「突然ふりかかってくる病というものは、人生最大の試練であり苦行といえるでしょう(写真提供:写真AC)

病気になっても、人生の修行ととらえて向き合う

昔に比べて世の中は物質的に豊かになり、寿命が延びました。それにともなってまた新たな悩みも生まれてきた。とくに自身の健康のこと、お金のことは多くの人にとっての悩みの種でしょう。さきほどお話しした、欲しくても得られない「求不得苦」、思い通りにならない「五蘊盛苦」の観点から、どうしたら人はとらわれずに済むのか、さらに人生を楽しめるようになるのかを考えてみましょう。

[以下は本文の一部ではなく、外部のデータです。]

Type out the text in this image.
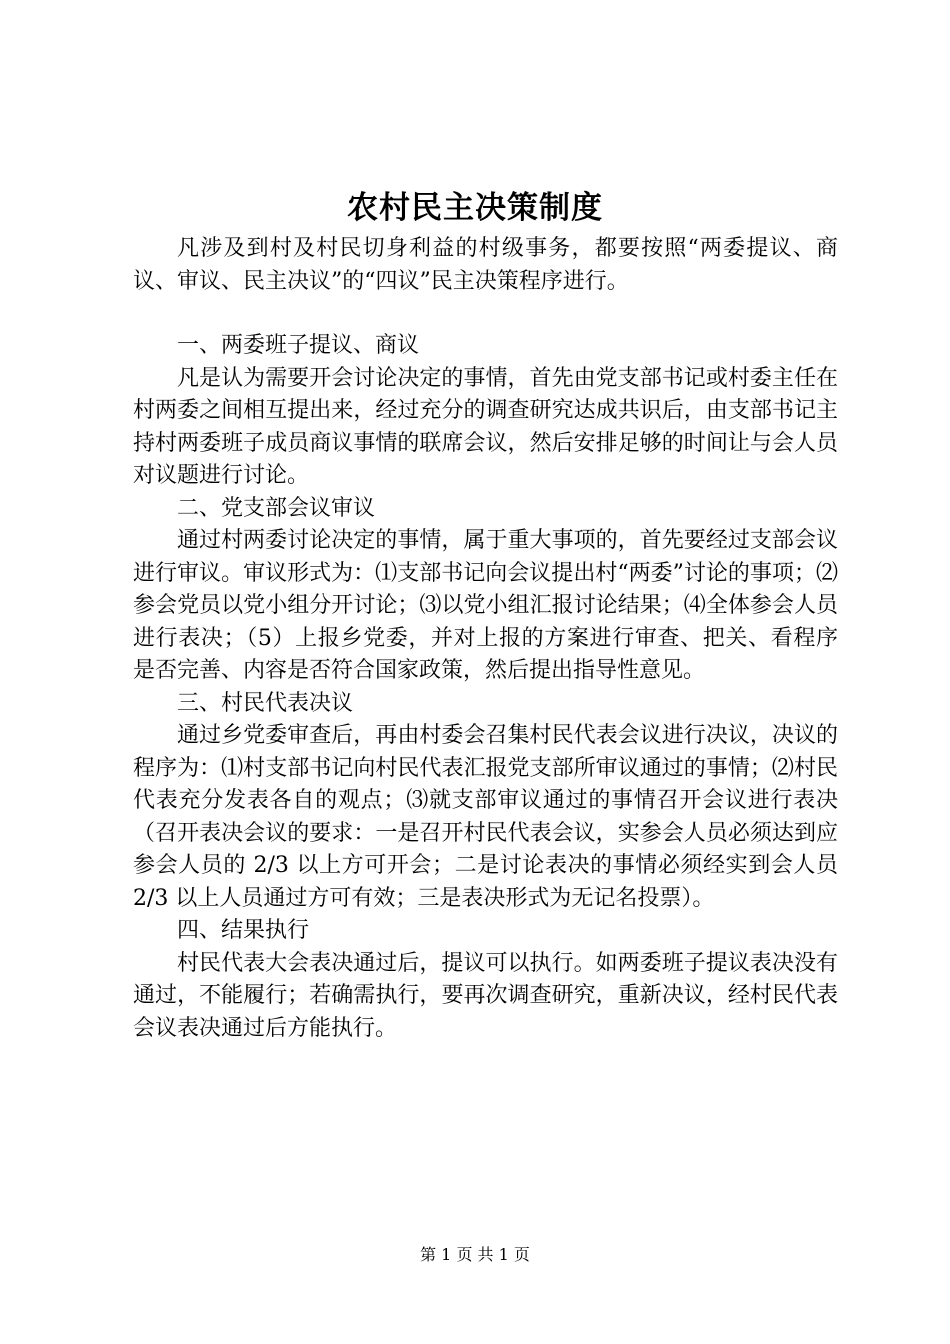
农村民主决策制度

凡涉及到村及村民切身利益的村级事务，都要按照“两委提议、商议、审议、民主决议”的“四议”民主决策程序进行。

一、两委班子提议、商议

凡是认为需要开会讨论决定的事情，首先由党支部书记或村委主任在村两委之间相互提出来，经过充分的调查研究达成共识后，由支部书记主持村两委班子成员商议事情的联席会议，然后安排足够的时间让与会人员对议题进行讨论。

二、党支部会议审议

通过村两委讨论决定的事情，属于重大事项的，首先要经过支部会议进行审议。审议形式为：⑴支部书记向会议提出村“两委”讨论的事项；⑵参会党员以党小组分开讨论；⑶以党小组汇报讨论结果；⑷全体参会人员进行表决；（5）上报乡党委，并对上报的方案进行审查、把关、看程序是否完善、内容是否符合国家政策，然后提出指导性意见。

三、村民代表决议

通过乡党委审查后，再由村委会召集村民代表会议进行决议，决议的程序为：⑴村支部书记向村民代表汇报党支部所审议通过的事情；⑵村民代表充分发表各自的观点；⑶就支部审议通过的事情召开会议进行表决（召开表决会议的要求：一是召开村民代表会议，实参会人员必须达到应参会人员的 2/3 以上方可开会；二是讨论表决的事情必须经实到会人员 2/3 以上人员通过方可有效；三是表决形式为无记名投票）。

四、结果执行

村民代表大会表决通过后，提议可以执行。如两委班子提议表决没有通过，不能履行；若确需执行，要再次调查研究，重新决议，经村民代表会议表决通过后方能执行。

第 1 页 共 1 页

いつまでも元気で長生きすることは、非常にめでたいことですし、私もそうなりたいと思います。しかし、この世に生まれ、老い、病になり、あの世に旅立つ「生老病死」は、人間の努力では、どうにもならないことです。なかでも、ある日、突然ふりかかってくる病というものは、人生最大の試練であり苦行といえるでしょう。

年を重ねたら、誰しも老いるし、病気に見舞われることもあります。これは人として生まれたからには定め。ですから、寄る年波を受け入れ、もし病気になっても、人生の修行ととらえて向き合う。

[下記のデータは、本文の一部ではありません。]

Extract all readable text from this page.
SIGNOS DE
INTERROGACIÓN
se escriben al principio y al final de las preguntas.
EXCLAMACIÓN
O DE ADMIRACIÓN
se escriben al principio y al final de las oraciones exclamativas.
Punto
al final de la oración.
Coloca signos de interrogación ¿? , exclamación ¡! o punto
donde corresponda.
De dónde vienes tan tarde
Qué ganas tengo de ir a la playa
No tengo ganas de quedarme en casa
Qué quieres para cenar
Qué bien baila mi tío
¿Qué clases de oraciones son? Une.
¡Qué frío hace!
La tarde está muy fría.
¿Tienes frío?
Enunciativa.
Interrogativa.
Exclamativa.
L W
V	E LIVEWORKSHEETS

とはいえ、健康を維持しようと努力することはもちろん大事です。私も50歳をすぎてから体を気遣うようになりました。お坊さんの生活は健康にいいと言われますが、私の場合は30代前半まで過酷な行に邁進し、体に無理ばかりしてきました。

私なりの結論として、いろんなものをまんべんなく、腹七、八分目食べるのが一番体にいいのではないかと思います。睡眠、入浴、食事、この3つに加えて、あまり思い悩まない。これで私の健康は保たれています。

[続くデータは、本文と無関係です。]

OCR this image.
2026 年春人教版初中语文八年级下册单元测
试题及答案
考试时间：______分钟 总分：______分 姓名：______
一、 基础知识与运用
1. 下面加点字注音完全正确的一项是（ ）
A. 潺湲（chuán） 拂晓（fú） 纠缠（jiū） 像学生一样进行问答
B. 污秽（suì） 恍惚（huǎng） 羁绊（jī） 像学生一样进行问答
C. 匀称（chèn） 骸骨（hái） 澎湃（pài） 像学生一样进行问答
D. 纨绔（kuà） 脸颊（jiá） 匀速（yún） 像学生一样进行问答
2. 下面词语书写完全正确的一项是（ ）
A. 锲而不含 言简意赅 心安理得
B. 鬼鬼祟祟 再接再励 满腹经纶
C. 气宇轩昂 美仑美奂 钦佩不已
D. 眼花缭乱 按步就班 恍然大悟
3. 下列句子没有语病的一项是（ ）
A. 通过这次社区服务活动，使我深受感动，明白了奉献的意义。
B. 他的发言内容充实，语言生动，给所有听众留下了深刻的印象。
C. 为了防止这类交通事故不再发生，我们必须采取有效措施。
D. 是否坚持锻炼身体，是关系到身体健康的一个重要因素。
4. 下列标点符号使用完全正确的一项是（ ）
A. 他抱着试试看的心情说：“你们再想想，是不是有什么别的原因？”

どんなに健康に留意しても、人はやがて死にます。それが宿命。

ですから、自分は何歳まで生きられるのか、といくら考えても仕方ないのです。天にお任せして、お迎えがきたときには、「はい、さようなら」とこの世を旅立つのが自然なこと。死は逃れられないからこそ、それを憂えるのではなく、限られた時間を明るく楽しく生きていかないともったいないと思います。